The Passover story writ large in the elites’ approach to the Tea Party and the OWS movement

Over the years, I’ve written more than 10,000 posts.  (Yeah, that’s a scary thought, isn’t it.)  They do tend to run together in my mind, but there are a few standouts.  These are the posts in which I felt that I offered an insight or analysis that is genuinely helpful to considering a serious issue of the day.  One of my all-time favorite posts in this vein is Pharaoh, the Ten Plagues, and Iran.  In it, I tackled Mr. Bookworm’s complaint that Passover is a barbaric holiday, because it celebrates the massacre of the First Born Egyptians.  Certainly, the Pharaoh’s intransigence, despite the many plagues sent to bedevil his people (plagues that surely brought death in their wake) culminates with a mass die-off in Egypt.

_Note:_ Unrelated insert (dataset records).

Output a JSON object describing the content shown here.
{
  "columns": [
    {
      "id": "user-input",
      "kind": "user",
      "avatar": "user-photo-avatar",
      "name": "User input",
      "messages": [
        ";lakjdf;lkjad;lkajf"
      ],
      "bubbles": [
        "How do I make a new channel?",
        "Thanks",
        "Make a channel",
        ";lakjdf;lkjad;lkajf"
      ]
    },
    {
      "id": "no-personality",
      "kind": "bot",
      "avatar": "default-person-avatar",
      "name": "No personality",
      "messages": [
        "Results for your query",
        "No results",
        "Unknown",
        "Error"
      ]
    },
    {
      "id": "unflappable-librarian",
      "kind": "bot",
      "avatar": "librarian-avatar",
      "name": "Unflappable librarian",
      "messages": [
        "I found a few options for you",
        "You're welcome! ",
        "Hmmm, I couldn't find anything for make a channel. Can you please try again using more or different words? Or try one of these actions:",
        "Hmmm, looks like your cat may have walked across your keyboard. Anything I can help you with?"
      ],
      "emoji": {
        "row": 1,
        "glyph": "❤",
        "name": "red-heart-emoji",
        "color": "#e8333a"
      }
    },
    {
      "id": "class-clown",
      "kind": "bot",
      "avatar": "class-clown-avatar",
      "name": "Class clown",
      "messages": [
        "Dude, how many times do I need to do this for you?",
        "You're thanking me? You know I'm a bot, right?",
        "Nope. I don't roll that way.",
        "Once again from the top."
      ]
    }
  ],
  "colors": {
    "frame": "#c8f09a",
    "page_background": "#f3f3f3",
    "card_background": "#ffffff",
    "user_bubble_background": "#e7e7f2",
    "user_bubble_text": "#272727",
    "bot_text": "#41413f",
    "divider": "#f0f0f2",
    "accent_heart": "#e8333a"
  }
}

The death of the innocent Egyptian first born is certainly tragic, but the Bible story, I said, has a much larger and more important point:

Sheltered in his lavish palace, Pharaoh might worry about a populace starving and frightened, but that was irrelevant as long as that same populace continued to fear and worship him.  The people’s suffering, ultimately, was irrelevant to his goals.  It was only when the price became too high — when Pharaoh’s power base was destroyed because his citizens were destroyed — that Pharaoh was convinced, even temporarily, to alter his evil ways.

From that point, I drew analogies to Nazi Germany, Imperial Japan, and current day Iran.

Today, Duane Lester found proof that, when it comes to the current crop of Leftist elites, in government and in the media, the same thinking holds true:  they do not care if the people suffer; they only care if the elites suffer.

So next time you hear some Progressive speaker go on and on and on about “the people,” ask him which worries him more:  massive mob violence on the street aimed at bringing down the capitalist system, or a single conservative loon who might get too close to someone in D.C.